I first noticed that the first Java implementation is embarrassingly large at 372 lines of code. And the second java implementation clocking in at 35 lines of code.
So let's see how this looks like in Java 8.
23 lines of code. ( I assume we are counting non empty lines only and exclude the import statements )
I tried to use the modern concepts like Streams, and except loading the dictionary this looks like it's written in a functional style.
It's also thread-safe, which is nice. Obviously, this is Java and it's object oriented. You could have multiple instances using different dictionaries.
Also, I'm afraid to say, that being Java, this turned out being embarrassingly slow.

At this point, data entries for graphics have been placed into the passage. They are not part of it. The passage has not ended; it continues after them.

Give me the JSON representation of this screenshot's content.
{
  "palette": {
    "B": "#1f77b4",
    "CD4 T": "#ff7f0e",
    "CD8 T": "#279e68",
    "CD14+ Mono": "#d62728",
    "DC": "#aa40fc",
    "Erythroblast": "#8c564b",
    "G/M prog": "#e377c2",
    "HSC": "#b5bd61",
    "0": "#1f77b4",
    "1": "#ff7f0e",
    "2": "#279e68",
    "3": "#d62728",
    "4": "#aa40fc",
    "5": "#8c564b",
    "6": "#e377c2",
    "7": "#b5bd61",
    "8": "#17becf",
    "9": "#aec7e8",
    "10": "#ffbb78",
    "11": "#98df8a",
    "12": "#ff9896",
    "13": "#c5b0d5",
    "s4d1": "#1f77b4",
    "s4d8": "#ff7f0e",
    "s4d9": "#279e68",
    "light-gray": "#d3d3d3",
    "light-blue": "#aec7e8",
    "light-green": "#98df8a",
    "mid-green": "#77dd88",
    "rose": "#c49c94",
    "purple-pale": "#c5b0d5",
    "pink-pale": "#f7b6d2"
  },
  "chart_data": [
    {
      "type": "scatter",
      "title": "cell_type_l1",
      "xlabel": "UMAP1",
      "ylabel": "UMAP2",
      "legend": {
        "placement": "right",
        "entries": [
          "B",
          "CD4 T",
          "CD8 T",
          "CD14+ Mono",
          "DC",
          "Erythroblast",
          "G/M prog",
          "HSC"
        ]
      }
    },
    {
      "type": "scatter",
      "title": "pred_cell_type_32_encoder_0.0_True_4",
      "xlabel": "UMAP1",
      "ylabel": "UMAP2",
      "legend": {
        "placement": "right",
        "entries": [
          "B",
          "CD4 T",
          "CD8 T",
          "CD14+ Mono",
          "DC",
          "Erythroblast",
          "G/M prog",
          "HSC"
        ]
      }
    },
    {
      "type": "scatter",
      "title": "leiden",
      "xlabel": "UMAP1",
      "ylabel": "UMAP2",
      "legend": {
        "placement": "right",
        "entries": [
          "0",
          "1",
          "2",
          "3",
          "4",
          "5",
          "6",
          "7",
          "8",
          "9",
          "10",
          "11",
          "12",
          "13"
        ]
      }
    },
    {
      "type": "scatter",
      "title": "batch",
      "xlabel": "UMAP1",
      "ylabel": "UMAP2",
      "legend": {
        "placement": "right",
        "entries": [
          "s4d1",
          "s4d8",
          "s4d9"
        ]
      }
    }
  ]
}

Tested on a 2015 MacBook Pro.
Original Python code
-
cpython 2.7 11s
-
PyPy 2.7 5s
My Java 8 code
- Java 1.8.0_73-b02 21s
Likely due to slow string operations. This could be made much faster in Java, but would also require more code.
/**
* Java 8 Spelling Corrector.
* Copyright 2016 Peter Kuhar.
*
* Open source code under MIT license: http://www.opensource.org/licenses/mit-license.php
*/
import java.nio.file.*;
import java.util.*;
import java.util.stream.*;
public class Spelling {
private Map<String,Integer> dict = new HashMap<>();
public Spelling(Path dictionaryFile) throws Exception{
Stream.of(new String(Files.readAllBytes( dictionaryFile )).toLowerCase().replaceAll("[^a-z ]","").split(" ")).forEach( (word) ->{
dict.compute( word, (k,v) -> v == null ? 1 : v + 1 );
});
}
Stream<String> edits1(final String word){
Stream<String> deletes = IntStream.range(0, word.length()) .mapToObj((i) -> word.substring(0, i) + word.substring(i + 1));
Stream<String> replaces = IntStream.range(0, word.length()) .mapToObj((i)->i).flatMap( (i) -> "abcdefghijklmnopqrstuvwxyz".chars().mapToObj( (c) -> word.substring(0,i) + (char)c + word.substring(i+1) ) );
Stream<String> inserts = IntStream.range(0, word.length()+1).mapToObj((i)->i).flatMap( (i) -> "abcdefghijklmnopqrstuvwxyz".chars().mapToObj( (c) -> word.substring(0,i) + (char)c + word.substring(i) ) );
Stream<String> transposes = IntStream.range(0, word.length()-1).mapToObj((i)-> word.substring(0,i) + word.substring(i+1,i+2) + word.charAt(i) + word.substring(i+2) );
return Stream.of( deletes,replaces,inserts,transposes ).flatMap((x)->x);
}
Stream<String> known(Stream<String> words){
return words.filter( (word) -> dict.containsKey(word) );
}
String correct(String word){
Optional<String> e1 = known(edits1(word)).max( (a,b) -> dict.get(a) - dict.get(b) );
Optional<String> e2 = known(edits1(word).map( (w2)->edits1(w2) ).flatMap((x)->x)).max( (a,b) -> dict.get(a) - dict.get(b) );
return dict.containsKey(word) ? word : ( e1.isPresent() ? e1.get() : (e2.isPresent() ? e2.get() : word));
}
}